Review: After reading Lovely Bones, it seemed nearly impossible to have another moving emotional book such as that by the same author, but after reading Lucky I was truly amazed. Lucky begins with the tragic event of rape that Alice Sebold encounters and continues into her struggle afterwards. The detail that Sebold reaches through this novel allows the reader to get somewhat of an understanding of this traumatic experience and difficult journey she began after rape. After reading this book the perspective on society takes a different outlook because Lucky allows the reader to realize how hard society is on people because of what people have heard. Lucky goes further into detail of events that occur after her rape, even with such a difficult subject. Sebold does an amazing job with expressing her emotions and experiences through her long struggle.

Rating: 5 stars
Summary: Hard To Put Down
Review: Through a devastating rape and the ordeal to follow comes a courageous read from a fantastic author. Alice Seabold, best known for her novel, "Lovely Bones" has served us well with this telling memoir of painful emotions and difficult occurances that led her to the point of coming full circle.
As of late, I have been in bed rest due to a broken knee and have had the pleasure of reading some of the most riveting books I could have only imagined.
"Lucky" is one of thos books as well as Nightmares Echo, A Paper Life and Running With Scissors. Each are courageous reads with powerful healing journeys.

Rating: 5 stars
Summary: Lucky Review
Review: When Alex Sebold was eighteen, enrolled as college freshman at Syracuse University, she was attacked and raped on the last night of school walking home late at night. She was forced onto the ground in a dark tunnel "among the dead leaves and broken beer bottles." She gives descriptive details of the rape and its immediate aftermath inside the dorm, while at the police station, and at home with her parents.
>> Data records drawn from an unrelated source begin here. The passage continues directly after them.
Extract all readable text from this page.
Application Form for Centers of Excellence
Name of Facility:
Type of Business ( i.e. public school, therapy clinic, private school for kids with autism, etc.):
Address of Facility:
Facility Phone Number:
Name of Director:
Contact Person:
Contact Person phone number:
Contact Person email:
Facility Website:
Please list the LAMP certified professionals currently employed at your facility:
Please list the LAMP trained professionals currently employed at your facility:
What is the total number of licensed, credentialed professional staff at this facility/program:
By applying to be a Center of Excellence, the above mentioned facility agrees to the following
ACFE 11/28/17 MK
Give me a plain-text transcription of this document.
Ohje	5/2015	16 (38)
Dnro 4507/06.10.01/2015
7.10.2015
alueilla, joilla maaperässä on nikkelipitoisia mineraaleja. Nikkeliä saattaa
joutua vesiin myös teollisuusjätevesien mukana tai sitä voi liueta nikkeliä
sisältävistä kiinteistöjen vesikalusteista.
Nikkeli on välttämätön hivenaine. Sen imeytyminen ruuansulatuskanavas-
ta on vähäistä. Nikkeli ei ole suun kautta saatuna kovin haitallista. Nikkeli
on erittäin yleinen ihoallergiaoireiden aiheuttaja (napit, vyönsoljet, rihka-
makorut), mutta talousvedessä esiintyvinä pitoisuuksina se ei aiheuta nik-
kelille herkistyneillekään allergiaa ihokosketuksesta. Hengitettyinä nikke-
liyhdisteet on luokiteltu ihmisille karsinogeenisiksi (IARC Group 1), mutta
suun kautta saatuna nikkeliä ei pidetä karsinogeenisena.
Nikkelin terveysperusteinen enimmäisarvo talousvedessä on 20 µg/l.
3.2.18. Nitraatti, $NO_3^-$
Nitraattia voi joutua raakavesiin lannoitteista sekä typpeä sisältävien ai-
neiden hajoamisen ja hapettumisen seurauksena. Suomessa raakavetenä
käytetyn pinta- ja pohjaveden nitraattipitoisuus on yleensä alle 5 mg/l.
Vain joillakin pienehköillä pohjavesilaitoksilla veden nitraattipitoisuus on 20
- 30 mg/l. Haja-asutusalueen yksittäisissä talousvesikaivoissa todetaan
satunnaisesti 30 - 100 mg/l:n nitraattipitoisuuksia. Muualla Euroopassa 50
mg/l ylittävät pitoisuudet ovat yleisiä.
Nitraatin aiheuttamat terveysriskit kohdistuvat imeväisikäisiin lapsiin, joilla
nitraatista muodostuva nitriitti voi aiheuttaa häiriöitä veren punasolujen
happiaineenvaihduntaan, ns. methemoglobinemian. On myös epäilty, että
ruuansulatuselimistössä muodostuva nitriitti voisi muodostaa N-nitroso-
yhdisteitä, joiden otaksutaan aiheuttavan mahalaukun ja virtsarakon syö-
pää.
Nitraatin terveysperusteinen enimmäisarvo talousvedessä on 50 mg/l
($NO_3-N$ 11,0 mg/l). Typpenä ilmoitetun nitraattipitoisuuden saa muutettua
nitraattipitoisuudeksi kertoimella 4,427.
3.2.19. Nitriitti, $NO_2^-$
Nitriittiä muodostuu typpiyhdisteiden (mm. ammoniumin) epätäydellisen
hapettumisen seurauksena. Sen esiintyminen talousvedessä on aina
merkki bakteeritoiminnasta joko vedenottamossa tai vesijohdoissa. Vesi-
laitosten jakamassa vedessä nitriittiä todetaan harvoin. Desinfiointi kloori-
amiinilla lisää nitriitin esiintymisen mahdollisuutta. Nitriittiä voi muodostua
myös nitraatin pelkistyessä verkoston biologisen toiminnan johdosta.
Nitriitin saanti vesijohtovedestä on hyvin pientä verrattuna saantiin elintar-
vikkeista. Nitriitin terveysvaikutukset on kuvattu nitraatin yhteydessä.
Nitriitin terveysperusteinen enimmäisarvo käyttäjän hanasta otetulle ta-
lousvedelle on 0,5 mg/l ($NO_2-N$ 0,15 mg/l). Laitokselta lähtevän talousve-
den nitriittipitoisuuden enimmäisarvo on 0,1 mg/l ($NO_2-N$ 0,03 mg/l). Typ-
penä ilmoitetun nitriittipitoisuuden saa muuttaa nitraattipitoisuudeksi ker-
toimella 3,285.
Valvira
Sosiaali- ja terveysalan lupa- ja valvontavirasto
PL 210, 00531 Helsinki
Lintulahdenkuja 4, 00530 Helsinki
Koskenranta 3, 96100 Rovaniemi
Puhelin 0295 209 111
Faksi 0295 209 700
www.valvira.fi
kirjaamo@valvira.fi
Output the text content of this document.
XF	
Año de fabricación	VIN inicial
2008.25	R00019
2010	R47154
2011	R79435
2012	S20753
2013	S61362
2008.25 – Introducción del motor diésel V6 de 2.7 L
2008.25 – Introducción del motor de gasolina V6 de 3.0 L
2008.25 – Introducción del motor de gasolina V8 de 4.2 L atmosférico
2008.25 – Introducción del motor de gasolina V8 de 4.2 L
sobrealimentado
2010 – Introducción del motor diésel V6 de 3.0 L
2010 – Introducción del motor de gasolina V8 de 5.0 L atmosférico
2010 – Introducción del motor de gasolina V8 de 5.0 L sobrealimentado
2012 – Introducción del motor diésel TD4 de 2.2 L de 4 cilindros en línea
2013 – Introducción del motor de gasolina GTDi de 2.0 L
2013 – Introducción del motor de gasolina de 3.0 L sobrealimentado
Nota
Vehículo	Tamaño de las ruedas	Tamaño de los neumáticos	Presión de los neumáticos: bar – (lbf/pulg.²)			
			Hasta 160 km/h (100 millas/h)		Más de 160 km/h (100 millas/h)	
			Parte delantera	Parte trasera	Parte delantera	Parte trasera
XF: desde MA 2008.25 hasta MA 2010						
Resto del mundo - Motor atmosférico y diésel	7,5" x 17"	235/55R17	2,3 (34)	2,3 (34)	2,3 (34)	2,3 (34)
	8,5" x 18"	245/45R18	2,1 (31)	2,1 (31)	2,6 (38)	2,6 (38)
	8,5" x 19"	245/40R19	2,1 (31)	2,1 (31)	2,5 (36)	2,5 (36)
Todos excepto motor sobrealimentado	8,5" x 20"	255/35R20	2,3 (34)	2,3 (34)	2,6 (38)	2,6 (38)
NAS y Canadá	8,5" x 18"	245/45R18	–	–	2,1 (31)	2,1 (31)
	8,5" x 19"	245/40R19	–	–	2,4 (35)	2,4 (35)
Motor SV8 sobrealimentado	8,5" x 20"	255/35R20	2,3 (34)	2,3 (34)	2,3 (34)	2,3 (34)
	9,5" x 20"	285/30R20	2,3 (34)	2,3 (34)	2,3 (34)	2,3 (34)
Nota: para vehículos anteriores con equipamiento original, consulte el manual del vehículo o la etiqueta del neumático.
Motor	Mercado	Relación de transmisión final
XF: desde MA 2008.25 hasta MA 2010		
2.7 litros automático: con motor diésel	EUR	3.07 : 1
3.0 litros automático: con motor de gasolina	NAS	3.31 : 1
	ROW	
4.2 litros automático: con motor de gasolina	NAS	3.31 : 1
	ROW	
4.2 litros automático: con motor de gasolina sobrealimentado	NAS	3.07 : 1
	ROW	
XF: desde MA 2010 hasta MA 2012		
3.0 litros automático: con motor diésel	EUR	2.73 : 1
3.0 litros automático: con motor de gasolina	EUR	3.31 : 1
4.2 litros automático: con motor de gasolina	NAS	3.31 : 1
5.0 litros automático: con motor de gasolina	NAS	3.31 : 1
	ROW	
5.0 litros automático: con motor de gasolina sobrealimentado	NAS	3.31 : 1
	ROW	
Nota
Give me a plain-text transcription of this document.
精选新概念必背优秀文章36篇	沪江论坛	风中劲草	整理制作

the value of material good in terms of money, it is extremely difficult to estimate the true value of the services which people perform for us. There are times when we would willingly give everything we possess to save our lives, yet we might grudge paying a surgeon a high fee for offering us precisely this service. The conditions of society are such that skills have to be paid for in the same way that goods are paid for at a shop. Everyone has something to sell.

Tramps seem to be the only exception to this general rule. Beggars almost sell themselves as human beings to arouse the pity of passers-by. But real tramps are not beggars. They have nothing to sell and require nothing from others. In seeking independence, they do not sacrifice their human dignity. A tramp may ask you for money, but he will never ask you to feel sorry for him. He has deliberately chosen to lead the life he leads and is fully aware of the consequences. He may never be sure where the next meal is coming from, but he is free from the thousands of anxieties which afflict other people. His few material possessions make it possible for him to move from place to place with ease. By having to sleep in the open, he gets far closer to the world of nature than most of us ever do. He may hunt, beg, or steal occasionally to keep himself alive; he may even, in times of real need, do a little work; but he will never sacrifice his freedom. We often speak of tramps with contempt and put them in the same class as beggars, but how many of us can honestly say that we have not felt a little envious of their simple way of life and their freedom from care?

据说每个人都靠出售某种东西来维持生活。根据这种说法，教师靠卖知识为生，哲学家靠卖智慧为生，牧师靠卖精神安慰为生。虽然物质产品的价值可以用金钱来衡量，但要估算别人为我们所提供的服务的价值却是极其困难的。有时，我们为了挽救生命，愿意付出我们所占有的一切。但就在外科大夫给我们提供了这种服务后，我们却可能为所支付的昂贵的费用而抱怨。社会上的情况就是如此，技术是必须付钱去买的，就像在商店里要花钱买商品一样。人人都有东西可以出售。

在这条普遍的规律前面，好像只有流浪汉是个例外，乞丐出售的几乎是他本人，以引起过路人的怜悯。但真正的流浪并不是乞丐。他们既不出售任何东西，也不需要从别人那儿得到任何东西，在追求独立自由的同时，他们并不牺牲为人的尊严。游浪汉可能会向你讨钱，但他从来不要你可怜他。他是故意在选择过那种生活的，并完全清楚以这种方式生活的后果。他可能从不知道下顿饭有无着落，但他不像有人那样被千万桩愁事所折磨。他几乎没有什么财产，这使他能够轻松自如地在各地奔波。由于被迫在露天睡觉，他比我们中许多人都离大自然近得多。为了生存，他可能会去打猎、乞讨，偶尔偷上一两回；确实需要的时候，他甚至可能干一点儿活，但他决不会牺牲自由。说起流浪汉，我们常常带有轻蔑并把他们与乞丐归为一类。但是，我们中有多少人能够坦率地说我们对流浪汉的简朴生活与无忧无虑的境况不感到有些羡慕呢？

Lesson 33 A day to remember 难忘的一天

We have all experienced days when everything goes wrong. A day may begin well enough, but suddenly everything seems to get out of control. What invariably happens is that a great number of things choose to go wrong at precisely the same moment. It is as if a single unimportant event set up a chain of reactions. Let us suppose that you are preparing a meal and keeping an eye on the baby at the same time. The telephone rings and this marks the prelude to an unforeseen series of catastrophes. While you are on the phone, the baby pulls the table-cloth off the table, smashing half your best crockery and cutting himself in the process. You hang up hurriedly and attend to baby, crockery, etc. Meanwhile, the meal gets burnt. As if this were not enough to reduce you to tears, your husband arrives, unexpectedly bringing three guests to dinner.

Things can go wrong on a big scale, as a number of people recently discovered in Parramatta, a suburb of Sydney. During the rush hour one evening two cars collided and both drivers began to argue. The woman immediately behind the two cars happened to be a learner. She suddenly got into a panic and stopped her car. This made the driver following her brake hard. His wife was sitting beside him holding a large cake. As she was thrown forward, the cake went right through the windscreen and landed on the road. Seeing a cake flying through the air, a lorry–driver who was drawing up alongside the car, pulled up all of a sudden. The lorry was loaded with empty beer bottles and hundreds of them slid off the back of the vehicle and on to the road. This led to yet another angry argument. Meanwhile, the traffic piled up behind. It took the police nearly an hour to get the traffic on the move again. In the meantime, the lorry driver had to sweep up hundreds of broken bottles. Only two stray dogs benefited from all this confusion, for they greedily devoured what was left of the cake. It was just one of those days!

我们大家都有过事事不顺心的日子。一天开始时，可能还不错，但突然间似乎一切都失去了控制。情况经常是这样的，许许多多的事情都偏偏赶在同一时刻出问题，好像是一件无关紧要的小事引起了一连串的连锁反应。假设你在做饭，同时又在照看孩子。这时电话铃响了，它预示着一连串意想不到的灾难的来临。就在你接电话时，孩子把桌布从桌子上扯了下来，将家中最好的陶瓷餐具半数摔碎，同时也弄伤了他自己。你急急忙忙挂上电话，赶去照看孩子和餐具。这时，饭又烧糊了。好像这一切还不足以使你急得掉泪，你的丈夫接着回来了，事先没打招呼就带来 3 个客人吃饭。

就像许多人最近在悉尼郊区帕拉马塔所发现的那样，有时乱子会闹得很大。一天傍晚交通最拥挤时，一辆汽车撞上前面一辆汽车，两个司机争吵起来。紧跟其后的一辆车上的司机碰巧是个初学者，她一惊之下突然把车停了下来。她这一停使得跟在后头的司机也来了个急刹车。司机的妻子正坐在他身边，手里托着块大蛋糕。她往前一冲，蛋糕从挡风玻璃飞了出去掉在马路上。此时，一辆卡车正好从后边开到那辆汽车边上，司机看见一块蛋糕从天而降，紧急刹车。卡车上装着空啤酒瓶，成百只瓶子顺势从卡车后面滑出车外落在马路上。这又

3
After going to the police she was informed that the same place where she had been raped there had been the murder of a different young woman, and was also raped. Alex Sebold considered herself very lucky. Thus as a writer she decided to share her life altering experience. Changing the names of all characters for privacy, this book was non the less very, very moving.

Alice Sebold not only wrote through this book about how she overcame her rape and was able to survive it. She also gave the her audience a certain amount of knowledge of the real world and the dangers that come along with it. It is an amazingly well written book. A memoir is self-centered descripted work. She wrote in a sense for herself, victims who have encountered the same situation or a very similar situation. I have not read her other book, The Lovely Bones, but after reading this very moving book I am curious of what The Lovely Bones could do to move me like this one did.

Rating: 5 stars
Summary: A Male's Perspective
Review: Straight away, let me mention that I also read The Lovely Bones; my opinion of that book was that it was contrived; after the first 60 pages it didn't really work for me.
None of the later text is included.